English session guitarist

Michael John Casswell (18 June 1963 – 30 September 2016) was an English session guitarist, who toured and recorded with numerous artists including Brian May, Joe Bonamassa, Steve Hackett, Wang Chung, Ronan Keating, Rose Royce, Cozy Powell, Tony Hadley, Go West, Dean Friedman, Limahl (Kajagoogoo), Rhinos Revenge Band, Fanfields (Toto tribute project) and Marcus Malone.

==Career==
Casswell started playing the guitar from the age of 11. In the mid-1980s he was signed to RCA USA as a part of a band called Heroes. From the late 1980s to the early 1990s he was signed to MCA UK with the British rock band Walk on Fire, which released an album Blind Faith in 1989. In 1992, he joined the Brian May Band for the South America tour. Casswell co-wrote and co-produced Cozy Powell's last solo album, Especially for You, which was released by Polygram Records in 1998. From 2006 to 2008, Casswell played in the West End Queen musical, We Will Rock You.
Casswell also taught guitar through many DVDs from Lick Library with an emphatic focus on classic rock and blues styles. Since 2011, he was regularly contributing to the Guitar Interactive magazine with columns, gear reviews and interviews.

In 2014, Casswell released a solo album entitled Complaints about the Noise.
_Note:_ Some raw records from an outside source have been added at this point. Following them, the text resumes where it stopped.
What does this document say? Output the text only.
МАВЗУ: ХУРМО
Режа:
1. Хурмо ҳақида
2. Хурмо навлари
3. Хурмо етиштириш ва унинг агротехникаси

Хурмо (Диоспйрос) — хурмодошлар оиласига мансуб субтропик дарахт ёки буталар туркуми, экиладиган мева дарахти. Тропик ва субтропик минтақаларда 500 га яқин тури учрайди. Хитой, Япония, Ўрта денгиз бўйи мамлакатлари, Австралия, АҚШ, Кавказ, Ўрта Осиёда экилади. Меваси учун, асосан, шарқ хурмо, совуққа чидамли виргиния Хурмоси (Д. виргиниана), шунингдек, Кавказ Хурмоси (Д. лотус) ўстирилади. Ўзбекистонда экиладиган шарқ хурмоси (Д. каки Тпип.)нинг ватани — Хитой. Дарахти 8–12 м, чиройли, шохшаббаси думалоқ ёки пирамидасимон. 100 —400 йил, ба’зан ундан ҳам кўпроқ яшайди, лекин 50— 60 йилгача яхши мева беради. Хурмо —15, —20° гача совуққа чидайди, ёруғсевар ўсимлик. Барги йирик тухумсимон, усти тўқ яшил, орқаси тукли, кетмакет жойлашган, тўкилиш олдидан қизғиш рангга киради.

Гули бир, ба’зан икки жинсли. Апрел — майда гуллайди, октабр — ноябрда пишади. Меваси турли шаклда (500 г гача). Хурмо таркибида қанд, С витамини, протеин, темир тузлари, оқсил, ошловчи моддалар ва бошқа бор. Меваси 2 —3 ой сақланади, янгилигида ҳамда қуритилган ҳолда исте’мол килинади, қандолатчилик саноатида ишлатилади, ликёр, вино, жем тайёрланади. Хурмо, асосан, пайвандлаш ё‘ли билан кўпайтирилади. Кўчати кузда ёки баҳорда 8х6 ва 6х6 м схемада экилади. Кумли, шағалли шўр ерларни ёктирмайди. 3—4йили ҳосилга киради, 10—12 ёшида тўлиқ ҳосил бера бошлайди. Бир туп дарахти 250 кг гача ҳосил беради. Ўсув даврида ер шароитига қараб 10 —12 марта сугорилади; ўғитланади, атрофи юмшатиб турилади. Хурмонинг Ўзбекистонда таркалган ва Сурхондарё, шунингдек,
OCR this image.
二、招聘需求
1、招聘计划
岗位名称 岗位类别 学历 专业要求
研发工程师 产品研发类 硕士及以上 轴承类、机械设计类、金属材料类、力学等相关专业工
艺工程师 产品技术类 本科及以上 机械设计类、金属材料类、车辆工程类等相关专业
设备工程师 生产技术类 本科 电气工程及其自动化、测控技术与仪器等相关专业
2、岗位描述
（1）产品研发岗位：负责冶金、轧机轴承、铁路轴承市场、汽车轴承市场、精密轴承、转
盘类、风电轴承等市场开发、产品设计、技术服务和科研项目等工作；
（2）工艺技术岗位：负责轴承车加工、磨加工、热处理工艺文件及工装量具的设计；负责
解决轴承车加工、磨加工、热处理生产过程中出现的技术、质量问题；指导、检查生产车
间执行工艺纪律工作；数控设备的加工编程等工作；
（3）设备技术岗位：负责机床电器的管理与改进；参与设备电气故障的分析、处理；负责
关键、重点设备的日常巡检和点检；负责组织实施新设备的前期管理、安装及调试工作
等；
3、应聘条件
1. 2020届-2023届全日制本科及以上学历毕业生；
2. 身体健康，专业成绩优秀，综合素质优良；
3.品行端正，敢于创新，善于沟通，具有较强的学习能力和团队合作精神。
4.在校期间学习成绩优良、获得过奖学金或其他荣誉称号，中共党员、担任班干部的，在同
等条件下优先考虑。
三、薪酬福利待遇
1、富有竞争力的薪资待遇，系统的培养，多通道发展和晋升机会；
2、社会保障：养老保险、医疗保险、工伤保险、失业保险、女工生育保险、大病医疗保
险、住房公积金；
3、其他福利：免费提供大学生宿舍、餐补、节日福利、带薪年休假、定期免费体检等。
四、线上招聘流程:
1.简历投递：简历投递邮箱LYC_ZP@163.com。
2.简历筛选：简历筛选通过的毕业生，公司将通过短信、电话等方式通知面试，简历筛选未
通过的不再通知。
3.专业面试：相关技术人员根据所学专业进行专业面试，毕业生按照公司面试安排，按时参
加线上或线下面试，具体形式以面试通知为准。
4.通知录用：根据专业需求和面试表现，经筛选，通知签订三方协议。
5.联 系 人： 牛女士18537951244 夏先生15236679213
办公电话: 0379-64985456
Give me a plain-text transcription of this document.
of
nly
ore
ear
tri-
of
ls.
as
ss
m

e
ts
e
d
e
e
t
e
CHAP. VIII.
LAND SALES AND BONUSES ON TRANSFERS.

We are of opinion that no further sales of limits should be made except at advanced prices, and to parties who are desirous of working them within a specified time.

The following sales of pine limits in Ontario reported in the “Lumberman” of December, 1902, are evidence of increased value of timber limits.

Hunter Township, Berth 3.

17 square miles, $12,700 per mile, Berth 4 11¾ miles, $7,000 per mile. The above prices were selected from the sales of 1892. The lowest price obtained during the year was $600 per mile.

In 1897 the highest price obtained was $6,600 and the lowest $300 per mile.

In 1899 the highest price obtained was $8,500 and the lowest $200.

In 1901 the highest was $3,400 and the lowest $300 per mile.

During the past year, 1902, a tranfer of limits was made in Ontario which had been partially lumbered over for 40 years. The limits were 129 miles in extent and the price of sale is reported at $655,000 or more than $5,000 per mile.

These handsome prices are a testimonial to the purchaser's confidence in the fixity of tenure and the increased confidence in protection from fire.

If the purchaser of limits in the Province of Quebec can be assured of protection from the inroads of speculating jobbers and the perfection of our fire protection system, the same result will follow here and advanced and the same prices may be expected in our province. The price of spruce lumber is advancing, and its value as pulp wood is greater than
Casswell's last recordings were his submissions for the Toto tribute Fanfields project, which were released on October 1, 2016, a day after his death.

==Equipment and style==
Casswell was a keen user of the guitar's tremolo bar. He was often seen playing pre-Samick Valley Arts guitars, equipped with Floyd Rose and EMG pickups. He also frequently played a Music Man (Luke) guitar, as well as various Fender Stratocasters and James Tyler guitars. For amplifiers, he mainly used Mesa-Boogie, or Marshall Amplification.

==Death==
In September 2016, Casswell drowned whilst swimming off Las Negras beach in the Cabo de Gata-Níjar Natural Park in Níjar, Spain. He was 53 years old.